Böyle bir ortamda, karanlık bir “bayram”a girerken, İzmir’in Karaburun ilçesinden doğuyor, parlak umut güneşi.
İzmir’in Karaburun ilçesinde fizik tedavi uzmanı Alpaslan Bilen ile öğretim görevlisi Ahmet Uhri, 16 Ağustos günü, 76 yaşında kaybettiğimiz Amerikalı siyah derili şarkıcı Aretha Franklin’in ölümünün yedinci gününde onun ruhuna adayarak lokma döküp dağıtmışlar.

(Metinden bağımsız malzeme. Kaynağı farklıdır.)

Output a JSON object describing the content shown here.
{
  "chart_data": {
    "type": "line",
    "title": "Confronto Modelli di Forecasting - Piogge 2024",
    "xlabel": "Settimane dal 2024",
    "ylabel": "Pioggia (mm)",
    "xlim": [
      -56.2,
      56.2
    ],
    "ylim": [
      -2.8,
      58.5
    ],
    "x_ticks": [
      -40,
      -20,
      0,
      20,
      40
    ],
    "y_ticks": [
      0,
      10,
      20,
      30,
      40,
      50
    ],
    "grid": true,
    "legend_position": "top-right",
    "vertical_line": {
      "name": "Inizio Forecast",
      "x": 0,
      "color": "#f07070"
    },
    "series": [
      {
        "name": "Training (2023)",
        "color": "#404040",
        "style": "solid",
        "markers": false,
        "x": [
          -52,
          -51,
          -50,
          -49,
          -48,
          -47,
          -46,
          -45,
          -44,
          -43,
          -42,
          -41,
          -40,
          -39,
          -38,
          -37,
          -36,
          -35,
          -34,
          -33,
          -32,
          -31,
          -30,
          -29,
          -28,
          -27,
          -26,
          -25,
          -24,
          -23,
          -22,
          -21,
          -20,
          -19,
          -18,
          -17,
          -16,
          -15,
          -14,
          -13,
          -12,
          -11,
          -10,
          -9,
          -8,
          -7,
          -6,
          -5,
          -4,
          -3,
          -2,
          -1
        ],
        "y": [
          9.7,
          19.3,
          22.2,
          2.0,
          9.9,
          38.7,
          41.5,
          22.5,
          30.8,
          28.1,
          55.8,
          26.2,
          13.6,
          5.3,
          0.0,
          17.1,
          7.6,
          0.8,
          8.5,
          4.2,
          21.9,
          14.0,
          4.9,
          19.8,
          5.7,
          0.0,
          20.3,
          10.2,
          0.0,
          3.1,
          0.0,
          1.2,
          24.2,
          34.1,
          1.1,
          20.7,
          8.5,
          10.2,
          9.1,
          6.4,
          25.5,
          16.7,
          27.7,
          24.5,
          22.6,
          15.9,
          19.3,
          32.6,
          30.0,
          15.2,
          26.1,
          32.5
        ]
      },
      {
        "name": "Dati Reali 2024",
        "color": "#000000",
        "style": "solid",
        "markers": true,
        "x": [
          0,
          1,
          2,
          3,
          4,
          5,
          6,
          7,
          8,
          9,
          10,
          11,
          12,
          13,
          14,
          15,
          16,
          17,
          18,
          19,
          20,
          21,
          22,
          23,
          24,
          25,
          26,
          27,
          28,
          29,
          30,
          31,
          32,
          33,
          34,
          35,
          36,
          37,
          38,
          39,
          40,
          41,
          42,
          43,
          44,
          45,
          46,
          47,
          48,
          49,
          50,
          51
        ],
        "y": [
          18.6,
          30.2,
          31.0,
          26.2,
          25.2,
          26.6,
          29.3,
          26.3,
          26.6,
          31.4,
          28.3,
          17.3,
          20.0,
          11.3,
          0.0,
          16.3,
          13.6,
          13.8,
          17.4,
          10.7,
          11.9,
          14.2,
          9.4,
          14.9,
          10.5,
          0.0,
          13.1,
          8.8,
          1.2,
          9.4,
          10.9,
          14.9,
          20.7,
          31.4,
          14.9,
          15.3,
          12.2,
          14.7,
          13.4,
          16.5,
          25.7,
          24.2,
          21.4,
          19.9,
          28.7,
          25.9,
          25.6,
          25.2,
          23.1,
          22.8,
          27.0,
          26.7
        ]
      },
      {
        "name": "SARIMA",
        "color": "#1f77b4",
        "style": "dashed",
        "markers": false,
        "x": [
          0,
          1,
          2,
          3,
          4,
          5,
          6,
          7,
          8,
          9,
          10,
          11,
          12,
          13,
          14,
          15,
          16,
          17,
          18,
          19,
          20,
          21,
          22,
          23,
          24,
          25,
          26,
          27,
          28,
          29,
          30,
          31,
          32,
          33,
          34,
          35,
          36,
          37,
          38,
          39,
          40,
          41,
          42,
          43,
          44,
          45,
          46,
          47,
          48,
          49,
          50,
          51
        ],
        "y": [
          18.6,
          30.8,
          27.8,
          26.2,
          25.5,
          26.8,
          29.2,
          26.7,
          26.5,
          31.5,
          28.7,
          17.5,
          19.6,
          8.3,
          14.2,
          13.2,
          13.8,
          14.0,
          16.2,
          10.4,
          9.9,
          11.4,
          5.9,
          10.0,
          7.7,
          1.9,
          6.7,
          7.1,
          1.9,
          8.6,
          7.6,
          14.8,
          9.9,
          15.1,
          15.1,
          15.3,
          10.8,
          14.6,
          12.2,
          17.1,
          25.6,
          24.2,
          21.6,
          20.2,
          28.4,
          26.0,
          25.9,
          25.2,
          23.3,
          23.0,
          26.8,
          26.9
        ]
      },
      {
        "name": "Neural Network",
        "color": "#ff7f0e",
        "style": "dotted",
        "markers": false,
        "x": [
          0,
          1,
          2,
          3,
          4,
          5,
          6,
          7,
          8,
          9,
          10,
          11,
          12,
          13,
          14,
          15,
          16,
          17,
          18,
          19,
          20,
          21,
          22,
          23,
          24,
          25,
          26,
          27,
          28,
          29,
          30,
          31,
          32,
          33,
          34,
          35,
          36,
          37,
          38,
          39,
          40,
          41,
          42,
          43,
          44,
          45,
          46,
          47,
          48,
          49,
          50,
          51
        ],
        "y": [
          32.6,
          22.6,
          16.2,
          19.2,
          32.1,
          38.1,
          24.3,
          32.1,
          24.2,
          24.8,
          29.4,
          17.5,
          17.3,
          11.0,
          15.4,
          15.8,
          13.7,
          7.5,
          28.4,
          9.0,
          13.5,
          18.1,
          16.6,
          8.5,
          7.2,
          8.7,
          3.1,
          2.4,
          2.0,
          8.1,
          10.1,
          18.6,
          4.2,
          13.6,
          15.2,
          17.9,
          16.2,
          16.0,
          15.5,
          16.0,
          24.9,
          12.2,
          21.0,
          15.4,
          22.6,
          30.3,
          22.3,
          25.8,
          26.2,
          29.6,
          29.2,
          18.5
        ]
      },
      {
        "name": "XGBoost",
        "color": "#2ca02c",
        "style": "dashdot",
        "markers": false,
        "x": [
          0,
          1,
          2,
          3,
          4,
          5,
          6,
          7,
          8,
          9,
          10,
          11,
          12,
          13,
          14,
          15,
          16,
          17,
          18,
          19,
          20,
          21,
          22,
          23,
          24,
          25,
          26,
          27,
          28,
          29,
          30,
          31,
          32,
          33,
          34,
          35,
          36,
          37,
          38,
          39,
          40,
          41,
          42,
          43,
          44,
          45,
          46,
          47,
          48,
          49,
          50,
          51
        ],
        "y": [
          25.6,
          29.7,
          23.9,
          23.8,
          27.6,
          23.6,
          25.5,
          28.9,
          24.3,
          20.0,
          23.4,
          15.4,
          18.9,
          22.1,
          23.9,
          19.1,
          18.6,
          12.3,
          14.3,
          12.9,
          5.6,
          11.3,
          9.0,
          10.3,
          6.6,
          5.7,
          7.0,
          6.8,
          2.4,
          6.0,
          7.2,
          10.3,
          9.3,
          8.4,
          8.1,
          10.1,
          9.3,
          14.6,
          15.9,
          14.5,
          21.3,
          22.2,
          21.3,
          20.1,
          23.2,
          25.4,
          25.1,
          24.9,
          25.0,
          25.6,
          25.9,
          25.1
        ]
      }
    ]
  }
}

“Think” diyerek başkaldıran, “I say a little prayer” diyerek koca bir özgürlük şarkısını dillendiren, “Respect” diye dikilerek karaderililiğine, kadınlığına saygı isteğini haykıran Afrika kökenli ilahi sesli kadının feryadını, yanı başındaki beyaz kardeşi sağır kalırken, yedi dağ, dokuz deniz öteden, Türk kardeşi duyuyor.
***
Bir süredir, her türlü adalet ve özgürlük isteminin ezildiği, kulakların zulme sağır, gözlerin gadre kör olduğu sanılan ülkeden, özgürlüğe saygı çağrısının duyulduğunun muştusu yükseliyor.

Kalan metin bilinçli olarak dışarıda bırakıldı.